Mi stupisce il mio cervello, che mi mette in agitazione perché si diverte da solo a farsi inciampare e io mi sento come dall'altra parte della strada a chiamare e subire le sue scelte, lui che mi anticipa e mi precede, mi supera e mi rassicura di starmi vicino. Lui che la psiche è una e sono perfettamente lucida, so che è fermo dentro la mia scatola cranica ma certe volte mi lascia davvero disarmata.
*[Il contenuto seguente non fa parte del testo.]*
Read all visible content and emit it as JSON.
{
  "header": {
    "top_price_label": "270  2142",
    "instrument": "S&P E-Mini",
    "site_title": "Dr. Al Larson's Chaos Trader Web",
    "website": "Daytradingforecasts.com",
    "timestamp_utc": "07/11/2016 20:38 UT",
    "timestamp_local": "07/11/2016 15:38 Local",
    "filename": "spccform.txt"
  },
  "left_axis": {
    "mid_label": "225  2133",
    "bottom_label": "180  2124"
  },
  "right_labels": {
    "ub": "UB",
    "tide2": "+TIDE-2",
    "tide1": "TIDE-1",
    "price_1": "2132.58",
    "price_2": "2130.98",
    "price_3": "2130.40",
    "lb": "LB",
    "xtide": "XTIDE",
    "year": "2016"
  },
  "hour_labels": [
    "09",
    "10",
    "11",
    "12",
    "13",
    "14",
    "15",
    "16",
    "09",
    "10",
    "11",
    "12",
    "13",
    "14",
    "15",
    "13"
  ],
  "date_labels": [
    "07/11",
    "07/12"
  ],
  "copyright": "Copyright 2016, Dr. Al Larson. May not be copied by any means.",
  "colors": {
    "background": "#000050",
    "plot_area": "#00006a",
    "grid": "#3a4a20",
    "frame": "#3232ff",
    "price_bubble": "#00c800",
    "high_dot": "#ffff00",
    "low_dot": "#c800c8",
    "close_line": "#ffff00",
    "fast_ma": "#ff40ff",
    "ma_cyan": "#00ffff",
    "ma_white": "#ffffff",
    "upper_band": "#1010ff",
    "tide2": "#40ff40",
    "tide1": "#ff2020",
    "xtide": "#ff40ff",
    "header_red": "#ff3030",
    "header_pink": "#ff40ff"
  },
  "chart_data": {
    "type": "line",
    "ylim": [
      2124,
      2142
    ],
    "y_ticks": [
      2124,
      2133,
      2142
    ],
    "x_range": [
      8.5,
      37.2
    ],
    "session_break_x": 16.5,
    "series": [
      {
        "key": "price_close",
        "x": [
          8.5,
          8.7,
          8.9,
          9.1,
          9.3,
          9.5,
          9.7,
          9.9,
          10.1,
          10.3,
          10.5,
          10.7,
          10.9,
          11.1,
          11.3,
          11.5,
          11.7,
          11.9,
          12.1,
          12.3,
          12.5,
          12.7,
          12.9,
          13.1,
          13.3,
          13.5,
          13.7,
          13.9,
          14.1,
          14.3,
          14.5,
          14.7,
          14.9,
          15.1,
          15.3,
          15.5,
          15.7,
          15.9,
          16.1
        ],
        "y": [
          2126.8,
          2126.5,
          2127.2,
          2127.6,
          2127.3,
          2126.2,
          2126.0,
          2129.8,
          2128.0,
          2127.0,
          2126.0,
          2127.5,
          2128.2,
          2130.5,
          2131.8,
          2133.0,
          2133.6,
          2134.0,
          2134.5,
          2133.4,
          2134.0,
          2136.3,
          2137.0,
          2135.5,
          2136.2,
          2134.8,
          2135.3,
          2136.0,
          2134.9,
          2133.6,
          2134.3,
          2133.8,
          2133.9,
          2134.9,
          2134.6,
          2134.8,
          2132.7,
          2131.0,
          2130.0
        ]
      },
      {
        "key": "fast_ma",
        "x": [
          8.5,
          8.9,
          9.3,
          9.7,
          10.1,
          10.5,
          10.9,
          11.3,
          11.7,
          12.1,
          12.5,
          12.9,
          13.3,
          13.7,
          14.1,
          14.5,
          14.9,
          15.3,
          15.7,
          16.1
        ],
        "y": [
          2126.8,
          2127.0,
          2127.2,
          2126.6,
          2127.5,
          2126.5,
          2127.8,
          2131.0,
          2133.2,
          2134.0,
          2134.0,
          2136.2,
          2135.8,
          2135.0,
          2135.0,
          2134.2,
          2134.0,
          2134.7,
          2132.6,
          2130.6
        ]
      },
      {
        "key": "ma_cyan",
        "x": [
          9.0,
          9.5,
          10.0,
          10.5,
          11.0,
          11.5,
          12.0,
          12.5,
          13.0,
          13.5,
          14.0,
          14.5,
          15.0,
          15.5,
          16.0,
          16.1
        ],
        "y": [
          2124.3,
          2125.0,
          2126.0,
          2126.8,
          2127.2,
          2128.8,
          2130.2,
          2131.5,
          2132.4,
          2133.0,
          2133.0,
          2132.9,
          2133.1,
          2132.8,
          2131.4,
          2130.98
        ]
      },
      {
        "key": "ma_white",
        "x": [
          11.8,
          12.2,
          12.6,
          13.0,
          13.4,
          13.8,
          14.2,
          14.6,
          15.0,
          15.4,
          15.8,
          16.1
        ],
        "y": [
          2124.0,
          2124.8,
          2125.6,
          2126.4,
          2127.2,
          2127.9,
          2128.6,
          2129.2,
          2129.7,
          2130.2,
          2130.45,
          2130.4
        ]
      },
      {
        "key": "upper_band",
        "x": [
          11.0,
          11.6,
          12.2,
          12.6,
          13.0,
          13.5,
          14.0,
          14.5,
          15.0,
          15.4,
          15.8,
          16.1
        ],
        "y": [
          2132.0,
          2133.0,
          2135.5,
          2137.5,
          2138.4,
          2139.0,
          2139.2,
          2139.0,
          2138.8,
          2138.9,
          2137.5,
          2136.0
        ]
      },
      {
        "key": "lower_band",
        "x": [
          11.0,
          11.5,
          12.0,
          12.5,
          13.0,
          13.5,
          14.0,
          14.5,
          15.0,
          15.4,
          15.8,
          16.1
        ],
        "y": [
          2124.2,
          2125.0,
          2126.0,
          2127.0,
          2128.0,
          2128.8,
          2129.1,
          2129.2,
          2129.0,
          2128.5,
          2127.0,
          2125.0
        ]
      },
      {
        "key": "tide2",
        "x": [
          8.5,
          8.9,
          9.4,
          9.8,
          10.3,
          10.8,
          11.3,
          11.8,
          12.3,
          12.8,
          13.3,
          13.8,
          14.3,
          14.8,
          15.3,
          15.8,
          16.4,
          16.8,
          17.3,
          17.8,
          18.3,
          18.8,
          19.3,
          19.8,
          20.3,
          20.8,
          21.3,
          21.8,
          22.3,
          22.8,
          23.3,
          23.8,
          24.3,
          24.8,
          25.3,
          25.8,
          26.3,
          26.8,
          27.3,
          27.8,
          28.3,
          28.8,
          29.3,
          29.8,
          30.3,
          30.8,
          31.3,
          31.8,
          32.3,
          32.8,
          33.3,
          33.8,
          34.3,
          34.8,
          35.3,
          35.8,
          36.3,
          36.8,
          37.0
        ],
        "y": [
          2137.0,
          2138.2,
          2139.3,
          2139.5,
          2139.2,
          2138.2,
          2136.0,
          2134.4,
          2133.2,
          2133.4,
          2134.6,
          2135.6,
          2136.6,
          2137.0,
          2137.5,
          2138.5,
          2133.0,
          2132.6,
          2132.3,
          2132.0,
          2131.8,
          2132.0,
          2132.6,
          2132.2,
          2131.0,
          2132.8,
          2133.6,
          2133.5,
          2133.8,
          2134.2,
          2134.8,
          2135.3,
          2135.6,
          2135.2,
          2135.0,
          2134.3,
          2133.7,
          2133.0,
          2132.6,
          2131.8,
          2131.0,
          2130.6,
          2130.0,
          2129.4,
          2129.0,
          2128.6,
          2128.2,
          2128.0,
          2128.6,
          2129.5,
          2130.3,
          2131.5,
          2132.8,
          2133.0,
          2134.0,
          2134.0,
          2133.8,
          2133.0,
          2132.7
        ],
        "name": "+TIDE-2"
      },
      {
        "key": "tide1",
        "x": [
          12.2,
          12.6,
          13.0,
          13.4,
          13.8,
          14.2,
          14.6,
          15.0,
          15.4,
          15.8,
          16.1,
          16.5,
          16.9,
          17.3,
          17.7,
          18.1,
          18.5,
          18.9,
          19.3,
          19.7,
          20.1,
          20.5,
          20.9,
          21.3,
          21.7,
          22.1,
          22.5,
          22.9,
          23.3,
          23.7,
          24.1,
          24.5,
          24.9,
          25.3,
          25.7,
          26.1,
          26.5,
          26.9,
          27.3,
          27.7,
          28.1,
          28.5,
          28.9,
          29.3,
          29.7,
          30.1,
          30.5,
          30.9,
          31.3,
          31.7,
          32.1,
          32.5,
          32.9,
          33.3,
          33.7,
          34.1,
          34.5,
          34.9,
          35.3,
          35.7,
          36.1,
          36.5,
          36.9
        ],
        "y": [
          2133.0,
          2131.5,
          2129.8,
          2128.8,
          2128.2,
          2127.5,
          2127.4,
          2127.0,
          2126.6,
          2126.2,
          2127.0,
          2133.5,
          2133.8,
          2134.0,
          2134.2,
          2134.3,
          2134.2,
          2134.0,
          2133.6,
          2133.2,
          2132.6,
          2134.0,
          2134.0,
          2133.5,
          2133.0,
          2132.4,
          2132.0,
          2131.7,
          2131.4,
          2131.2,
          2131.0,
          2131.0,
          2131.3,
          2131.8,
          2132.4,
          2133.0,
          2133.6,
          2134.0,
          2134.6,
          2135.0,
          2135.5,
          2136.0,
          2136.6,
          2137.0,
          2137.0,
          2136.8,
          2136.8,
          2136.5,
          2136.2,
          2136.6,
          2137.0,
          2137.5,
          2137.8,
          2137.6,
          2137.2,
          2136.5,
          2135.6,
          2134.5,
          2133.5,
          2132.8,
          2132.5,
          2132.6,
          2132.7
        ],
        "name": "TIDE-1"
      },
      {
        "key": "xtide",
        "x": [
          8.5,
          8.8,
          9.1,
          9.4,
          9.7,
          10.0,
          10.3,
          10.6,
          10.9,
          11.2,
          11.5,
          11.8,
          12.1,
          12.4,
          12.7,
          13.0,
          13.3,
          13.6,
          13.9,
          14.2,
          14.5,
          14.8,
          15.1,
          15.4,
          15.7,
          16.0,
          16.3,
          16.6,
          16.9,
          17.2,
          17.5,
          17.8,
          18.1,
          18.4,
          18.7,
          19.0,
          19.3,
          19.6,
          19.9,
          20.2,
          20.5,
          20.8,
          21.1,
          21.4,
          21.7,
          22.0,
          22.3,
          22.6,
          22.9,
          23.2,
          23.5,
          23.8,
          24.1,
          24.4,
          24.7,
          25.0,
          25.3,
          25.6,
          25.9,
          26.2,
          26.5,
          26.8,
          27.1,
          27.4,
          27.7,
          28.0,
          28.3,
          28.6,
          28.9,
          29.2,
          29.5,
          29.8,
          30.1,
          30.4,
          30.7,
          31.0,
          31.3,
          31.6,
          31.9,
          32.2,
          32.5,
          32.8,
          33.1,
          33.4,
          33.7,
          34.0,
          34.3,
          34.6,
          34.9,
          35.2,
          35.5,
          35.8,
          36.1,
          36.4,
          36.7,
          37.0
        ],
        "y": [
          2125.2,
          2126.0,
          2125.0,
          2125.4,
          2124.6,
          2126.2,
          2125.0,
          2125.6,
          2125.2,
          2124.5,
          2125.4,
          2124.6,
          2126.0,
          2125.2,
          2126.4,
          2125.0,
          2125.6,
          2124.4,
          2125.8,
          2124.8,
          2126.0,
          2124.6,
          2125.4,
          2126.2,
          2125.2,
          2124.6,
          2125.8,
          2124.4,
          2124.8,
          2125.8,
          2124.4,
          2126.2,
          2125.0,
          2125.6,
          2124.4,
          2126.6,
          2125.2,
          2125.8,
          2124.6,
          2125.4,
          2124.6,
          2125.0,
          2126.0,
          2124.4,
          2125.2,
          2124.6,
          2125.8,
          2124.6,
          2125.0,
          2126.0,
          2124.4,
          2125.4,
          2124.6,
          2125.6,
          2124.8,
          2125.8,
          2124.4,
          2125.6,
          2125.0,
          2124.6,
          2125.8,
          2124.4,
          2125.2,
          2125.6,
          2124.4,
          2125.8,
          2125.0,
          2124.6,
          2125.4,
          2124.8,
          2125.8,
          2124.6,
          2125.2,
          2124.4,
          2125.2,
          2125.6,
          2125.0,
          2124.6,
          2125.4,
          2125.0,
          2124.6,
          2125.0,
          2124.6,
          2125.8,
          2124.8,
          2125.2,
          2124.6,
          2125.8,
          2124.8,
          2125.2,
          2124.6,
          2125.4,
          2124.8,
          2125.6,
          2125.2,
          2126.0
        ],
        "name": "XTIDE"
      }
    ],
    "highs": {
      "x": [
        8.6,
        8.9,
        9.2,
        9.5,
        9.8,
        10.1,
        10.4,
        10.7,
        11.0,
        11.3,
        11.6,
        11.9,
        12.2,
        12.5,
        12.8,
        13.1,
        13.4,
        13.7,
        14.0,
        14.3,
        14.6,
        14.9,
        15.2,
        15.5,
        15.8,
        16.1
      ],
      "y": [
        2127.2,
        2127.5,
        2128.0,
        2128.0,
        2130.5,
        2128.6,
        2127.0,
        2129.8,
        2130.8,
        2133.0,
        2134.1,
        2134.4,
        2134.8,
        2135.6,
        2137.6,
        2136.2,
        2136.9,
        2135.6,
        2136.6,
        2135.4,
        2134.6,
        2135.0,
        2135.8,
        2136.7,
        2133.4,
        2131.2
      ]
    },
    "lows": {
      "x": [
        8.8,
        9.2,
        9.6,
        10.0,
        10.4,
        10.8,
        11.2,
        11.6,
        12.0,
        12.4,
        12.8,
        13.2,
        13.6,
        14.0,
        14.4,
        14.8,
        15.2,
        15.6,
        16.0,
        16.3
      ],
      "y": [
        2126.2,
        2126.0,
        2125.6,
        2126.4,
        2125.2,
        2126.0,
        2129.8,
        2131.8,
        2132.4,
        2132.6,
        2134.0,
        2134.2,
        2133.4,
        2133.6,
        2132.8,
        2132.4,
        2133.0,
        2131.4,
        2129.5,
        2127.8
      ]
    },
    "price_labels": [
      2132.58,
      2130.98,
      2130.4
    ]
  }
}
Ci sono immense pagine di diario che vanno scritte e che non andranno al di là del loro lago di inchiostro, dentro i margini del quaderno. Mi chiedo quando arriverà il momento di lavorare come se non ci fosse un domani sulle pagine più furiose della mia minuscola vita, io che tanto amo essere un granello di polvere, cosa detta non per bassa autostima bensì con la consapevolezza che è la polvere che viaggia leggera, che persiste anche se cerchi di cacciarla via ed è quella che meglio riflette la luce quando illuminata ma sa essere discreta se è l'ora del buio.
Rimbaud a 17 anni era irrequieto e scriveva e ha fatto la storia, io a 17 anni ancora cazzeggiavo e pensavo che Rimbaud fosse un drogato. Ora penso ancora fosse un drogato, probabilmente un viziato che aveva l'opportunità di evacuare, ma ora gli voglio piùbbeneassai e lo apprezzo.

Questo lato Bresson della vita  che se avessi incontrato quando mi sentivo un processato al patibolo che con serenità guarda la morte in faccia, avrei capito prima che si trattava solo di capricciosa rassegnazione e che sarei andata ovunque anche se sentivo sarei andata da nessuna parte.
Questa vita che proprio non so cosa significhi, non so chi mi faccia incontrare e perché, non so perché  mi viene incontro lei così, con qualche mostra casuale in una delle città mondo del mondo.

E io lo dico, sì: questa vita è tutta vita. E non lo sapevo. Ci sono promesse da svelare e il mio nome segreto scriverà per molto tempo tantissime cose. Sento di poter scrivere che le cose saranno solo in salita, questo perché nel momento in cui saranno in discesa, semplicemente invertirò la clessidra, e con lei la prospettiva.





                                           Tutta vita è, basta essere tête de noeud.